En pratique, cela signifie tout simplement que les juges sont exclus de l’application des lois sur le liberté d’expression. Les plateformes doivent juger elles-mêmes de ce qui est illégal. Le juge n’intervient que pour condamner les plateformes lorsqu’elles ne le font pas. Si une plateforme autorise un contenu parce qu’elle estime qu’il n’est pas illicite, et qu’un tribunal dit ensuite le contraire, elle risque une grosse sanction.
Par contre, si la plateforme décide dès le départ de censurer le contenu, elle ne prend aucun risque. Rien ne vient condamner une censure abusive. Le comportement logique des plateformes sera de supprimer un contenu dès qu’il y a le moindre doute sur un propos. Les conséquences de cela sont doubles. Le contournement du juge ouvre la voie à une censure hors de tout contrôle. Pour ne rien gâcher, les méthodes de modération engendrée par la loi mettent en danger les minorités qu’elle prétend protéger.
Une censure sans contrôle
N’importe qui peut faire un signalement à une plateforme. Cela inclut bien entendu la police, que la loi cite en tant « qu’autorité administrative ». La plateforme doit forcément examiner ce signalement. Si la police signale un contenu « manifestement illicite », quelles plateformes prendront le risque d’une grosse amende en le laissant en ligne ?
Cela est d’autant plus inquiétant qu’au dernier moment, les auteurs de cette loi y ont introduit une nouveauté : un délai spécial d’une heure pour la suppression des propos en lien avec le terrorisme, en plus du délai de 24h pour les propos haineux. Or, on sait comment le motif de terrorisme a été détourné par le passé. Depuis que la loi permet sous ce motif l’assignation à résidence sans procès, le ministère de l’Intérieur l’a plusieurs fois utilisée contre des militants écologistes.
Ce qui est vrai avec les assignations à résidence l’est aussi avec la censure. Sans le contrôle du juge, le ministère de l’Intérieur peut faire ce qu’il veut. Il y a quelques mois, la police a par exemple signalé à Google une caricature d’Emmanuel Macron le faisant paraître sous les habits du dictateur Augusto Pinochet, en prétendant qu’elle était raciste.
Une loi qui ne protège personne
Au mieux, cette loi ne sert à rien pour les minorités qu’elle prétend protéger, et pire elle risque même de les mettre en danger. C’est ce qu’a souligné Danièle Obono lors de son intervention à l’Assemblée nationale, où les députés insoumis ont voté contre.
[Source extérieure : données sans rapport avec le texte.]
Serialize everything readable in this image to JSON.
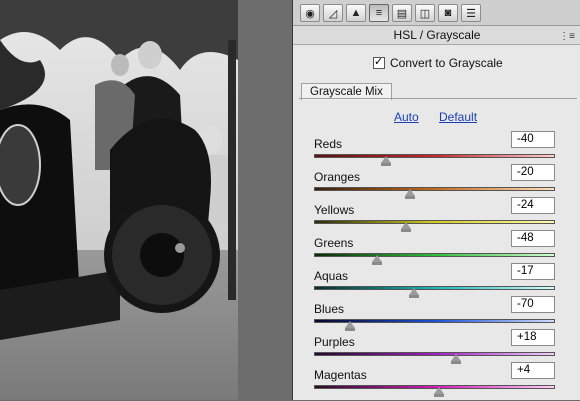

Cela tient à plusieurs raisons. La première d’entre elles est la manière dont la modération des grandes plateforme fonctionne. Celle-ci est principalement assurée par des algorithmes, ou par des personnes peu formées sur les dynamiques réelles des discriminations.
Les algorithmes sont très inefficaces, et les exemples sont nombreux. En particulier, les algorithmes sont très mauvais pour différencier un discours de haine homophobe, sexiste ou raciste d’un discours de lutte contre cette haine. En poussant au durcissement des filtres, la loi va entraîner la censure massive des contenus produits par les victimes elles-mêmes. C’est ce qu’ont dénoncé des militants LGBTI, féministes et antiracistes dans une tribune publiée en février, et signée par plusieurs députés insoumis⋅es.
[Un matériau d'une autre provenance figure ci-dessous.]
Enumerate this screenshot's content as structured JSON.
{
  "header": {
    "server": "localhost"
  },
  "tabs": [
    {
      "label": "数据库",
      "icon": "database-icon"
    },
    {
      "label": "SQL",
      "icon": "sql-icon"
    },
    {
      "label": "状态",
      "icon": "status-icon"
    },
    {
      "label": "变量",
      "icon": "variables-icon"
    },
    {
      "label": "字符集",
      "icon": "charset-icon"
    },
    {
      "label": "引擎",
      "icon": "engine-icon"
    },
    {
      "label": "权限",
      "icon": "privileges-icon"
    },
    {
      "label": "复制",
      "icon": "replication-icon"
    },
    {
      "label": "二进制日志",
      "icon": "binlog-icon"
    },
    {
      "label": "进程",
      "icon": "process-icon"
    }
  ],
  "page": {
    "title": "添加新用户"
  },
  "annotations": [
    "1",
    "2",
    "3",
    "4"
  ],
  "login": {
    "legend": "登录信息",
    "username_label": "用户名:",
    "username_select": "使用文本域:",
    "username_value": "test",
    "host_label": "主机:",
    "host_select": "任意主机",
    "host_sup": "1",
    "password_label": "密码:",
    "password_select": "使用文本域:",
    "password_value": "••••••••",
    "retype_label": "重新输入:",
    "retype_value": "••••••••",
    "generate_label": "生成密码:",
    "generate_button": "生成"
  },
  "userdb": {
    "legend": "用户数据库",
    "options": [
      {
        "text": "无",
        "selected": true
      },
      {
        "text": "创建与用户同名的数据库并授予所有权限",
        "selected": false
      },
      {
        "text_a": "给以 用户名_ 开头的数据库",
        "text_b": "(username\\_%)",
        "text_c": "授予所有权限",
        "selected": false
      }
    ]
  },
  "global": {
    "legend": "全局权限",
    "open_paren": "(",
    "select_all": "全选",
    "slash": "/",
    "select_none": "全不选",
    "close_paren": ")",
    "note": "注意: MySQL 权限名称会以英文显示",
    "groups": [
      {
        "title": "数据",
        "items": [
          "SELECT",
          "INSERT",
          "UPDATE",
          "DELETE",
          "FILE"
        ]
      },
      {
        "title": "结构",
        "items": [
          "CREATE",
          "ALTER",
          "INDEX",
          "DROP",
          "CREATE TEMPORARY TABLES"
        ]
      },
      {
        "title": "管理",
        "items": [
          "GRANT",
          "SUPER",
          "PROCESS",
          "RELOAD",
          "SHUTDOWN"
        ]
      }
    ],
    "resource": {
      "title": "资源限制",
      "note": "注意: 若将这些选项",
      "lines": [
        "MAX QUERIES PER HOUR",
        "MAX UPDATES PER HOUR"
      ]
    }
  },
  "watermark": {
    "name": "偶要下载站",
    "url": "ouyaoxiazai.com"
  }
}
La question de l’illégalité d’un propos est complexe. Elle ne se règle pas avec des algorithmes ou des travailleurs sous pression payés au clic. Coïncidence, les anciens attachés parlementaires de Laetitia Avia, rapporteure de la loi, l’accusent d’avoir tenu des propos racistes et homophobes. La députée s’est défendue en appelant à prendre en compte le contexte : c’est justement le métier d’un juge.
Cette loi dangereuse se dissimule donc derrière un coup de communication hypocrite. Le gouvernement n’est pas du tout à la hauteur de la lutte contre le racisme, sur des questions comme le travail ou l’accès au logement. Cette année, la France a perdu 6,8 points dans le classement européen des droits humains des personnes LGBTI. Le rapport, publié le jour même du vote de la loi, met directement en cause la politique d’Emmanuel Macron depuis 2017.